President Milei, who rose to power as a libertarian firebrand pledging to dismantle Argentina's bloated state, hailed the news with an exuberant post on social media platform X, attaching a photo of himself embracing Economy Minister Luis Caputo and writing, "Vavos!"-a misspelled but enthusiastic cry of "Vamos!"
Argentina has turned to the IMF 22 times since 1958 and currently owes the fund over $40 billion. The lender has long carried a contentious reputation in the country, where its name is tied to the devastating 2001 debt default. Despite those scars, Milei has been praised by fund officials for implementing some of the most aggressive fiscal tightening measures in Argentine history-surpassing even traditional IMF prescriptions.

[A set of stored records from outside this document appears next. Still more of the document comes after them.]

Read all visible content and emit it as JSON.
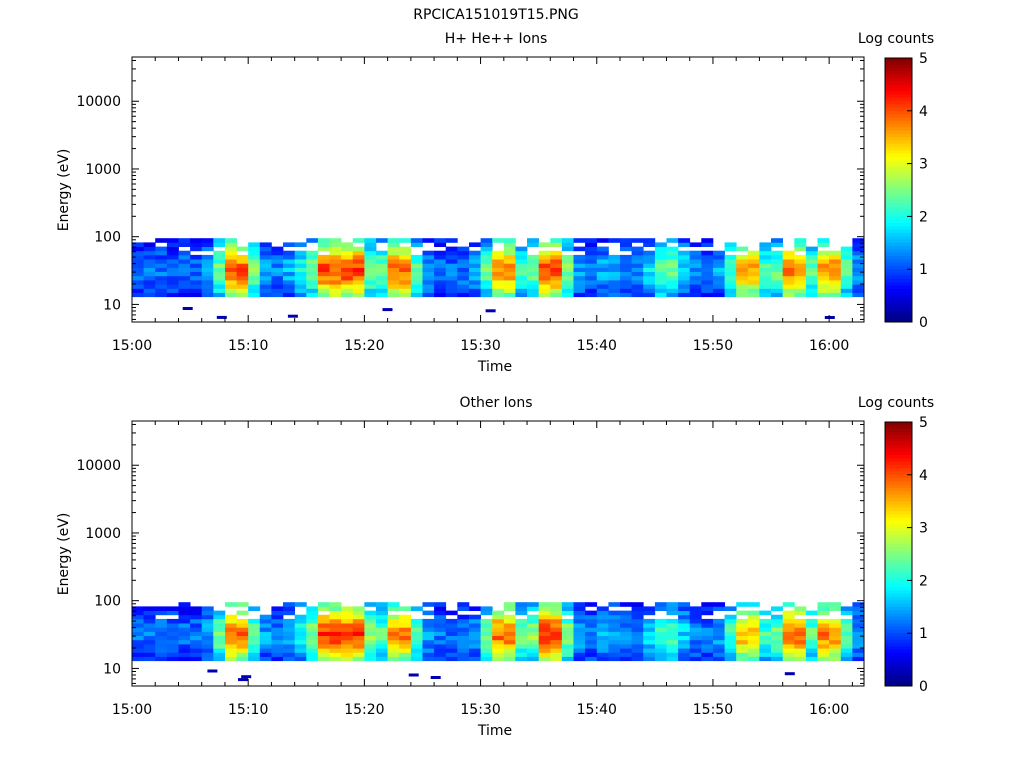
{
  "file_title": "RPCICA151019T15.PNG",
  "chart_data": [
    {
      "type": "heatmap",
      "title": "H+ He++ Ions",
      "xlabel": "Time",
      "ylabel": "Energy (eV)",
      "colorbar_label": "Log counts",
      "colorbar_ticks": [
        "0",
        "1",
        "2",
        "3",
        "4",
        "5"
      ],
      "colorbar_range": [
        0,
        5
      ],
      "colormap": [
        "#00007f",
        "#0000ff",
        "#007fff",
        "#00ffff",
        "#7fff7f",
        "#ffff00",
        "#ff7f00",
        "#ff0000",
        "#7f0000"
      ],
      "x_ticks": [
        "15:00",
        "15:10",
        "15:20",
        "15:30",
        "15:40",
        "15:50",
        "16:00"
      ],
      "x_range_minutes": [
        0,
        63
      ],
      "y_scale": "log",
      "y_range": [
        5.5,
        45000
      ],
      "y_ticks": [
        "10",
        "100",
        "1000",
        "10000"
      ],
      "bands": [
        {
          "t_start": 0,
          "t_end": 63,
          "e_low": 13,
          "e_high": 95,
          "peaks": [
            {
              "t": 9,
              "v": 4.2
            },
            {
              "t": 15,
              "v": 2.0
            },
            {
              "t": 17,
              "v": 4.3
            },
            {
              "t": 19,
              "v": 4.4
            },
            {
              "t": 23,
              "v": 4.1
            },
            {
              "t": 27,
              "v": 1.2
            },
            {
              "t": 32,
              "v": 3.9
            },
            {
              "t": 36,
              "v": 4.3
            },
            {
              "t": 41,
              "v": 1.5
            },
            {
              "t": 46,
              "v": 2.5
            },
            {
              "t": 53,
              "v": 3.8
            },
            {
              "t": 57,
              "v": 4.0
            },
            {
              "t": 60,
              "v": 4.0
            }
          ]
        }
      ]
    },
    {
      "type": "heatmap",
      "title": "Other Ions",
      "xlabel": "Time",
      "ylabel": "Energy (eV)",
      "colorbar_label": "Log counts",
      "colorbar_ticks": [
        "0",
        "1",
        "2",
        "3",
        "4",
        "5"
      ],
      "colorbar_range": [
        0,
        5
      ],
      "colormap": [
        "#00007f",
        "#0000ff",
        "#007fff",
        "#00ffff",
        "#7fff7f",
        "#ffff00",
        "#ff7f00",
        "#ff0000",
        "#7f0000"
      ],
      "x_ticks": [
        "15:00",
        "15:10",
        "15:20",
        "15:30",
        "15:40",
        "15:50",
        "16:00"
      ],
      "x_range_minutes": [
        0,
        63
      ],
      "y_scale": "log",
      "y_range": [
        5.5,
        45000
      ],
      "y_ticks": [
        "10",
        "100",
        "1000",
        "10000"
      ],
      "bands": [
        {
          "t_start": 0,
          "t_end": 63,
          "e_low": 13,
          "e_high": 95,
          "peaks": [
            {
              "t": 9,
              "v": 4.1
            },
            {
              "t": 15,
              "v": 2.0
            },
            {
              "t": 17,
              "v": 4.4
            },
            {
              "t": 19,
              "v": 4.4
            },
            {
              "t": 23,
              "v": 4.0
            },
            {
              "t": 27,
              "v": 1.0
            },
            {
              "t": 32,
              "v": 4.1
            },
            {
              "t": 36,
              "v": 4.5
            },
            {
              "t": 41,
              "v": 1.5
            },
            {
              "t": 46,
              "v": 2.4
            },
            {
              "t": 53,
              "v": 3.7
            },
            {
              "t": 57,
              "v": 4.1
            },
            {
              "t": 60,
              "v": 4.0
            }
          ]
        }
      ]
    }
  ]
}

Over his first year in office, Milei slashed public spending by eliminating tens of thousands of state jobs, freezing infrastructure projects, removing price controls, dissolving ministries, and curbing pension increases. Inflation has fallen from 211% to 118% year-over-year, and Argentina's budget has flipped from deficit to surplus. That turnaround sent the local stock market soaring and reduced the country's risk premium.
However, the human cost of stabilization has sparked unrest. Retirees have protested weekly against pension cuts, and major unions launched a 36-hour general strike starting Wednesday. Critics argue the poor have borne the brunt of the adjustment while foreign investors and large exporters have gained from deregulation.

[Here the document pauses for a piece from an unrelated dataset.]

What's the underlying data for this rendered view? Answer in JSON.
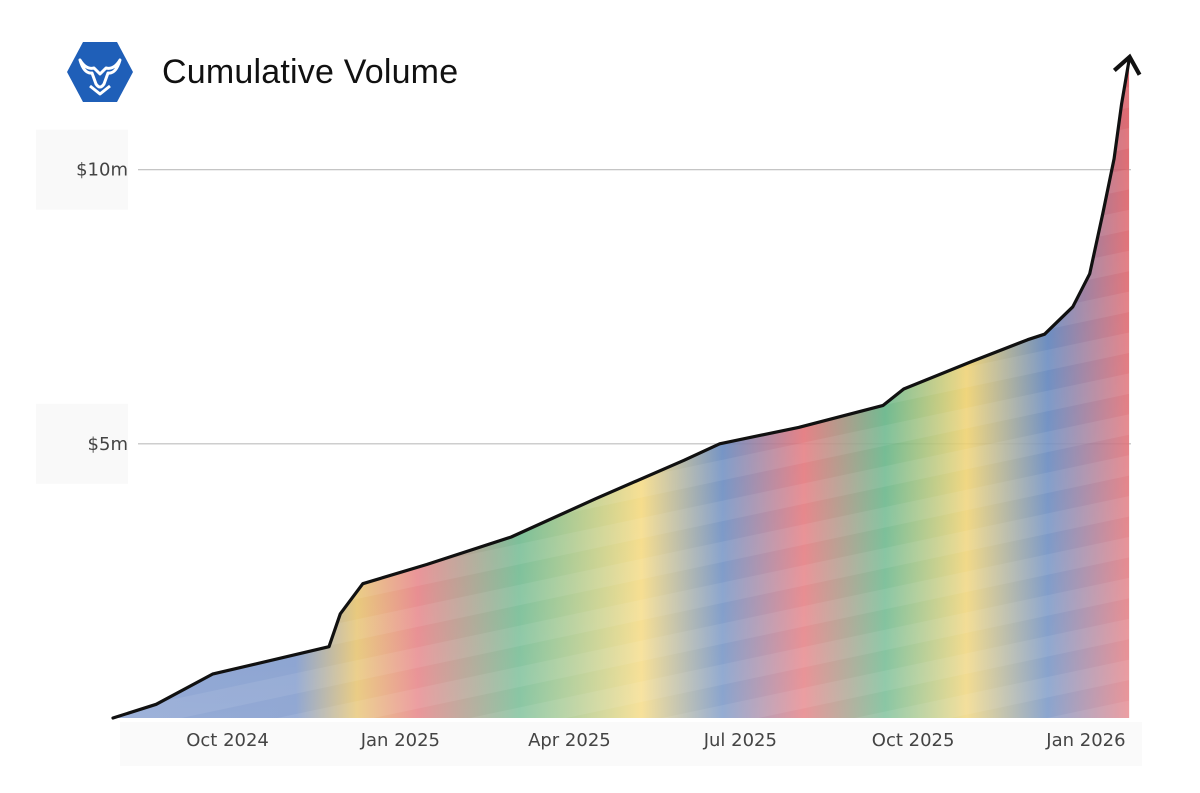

The deal arrives at a precarious moment. Argentina's foreign exchange reserves have dwindled as the government used scarce U.S. dollars to support the peso, and strict capital controls have discouraged investment. The IMF bailout may provide the financial cushion needed to relax those controls and rebuild market confidence, though details about the upfront disbursement remain unclear.
Without a substantial initial payout, Argentina risks further erosion of investor sentiment. IMF loans are typically distributed in tranches over time, but Milei's team has pressed for a larger first installment to shore up reserves quickly.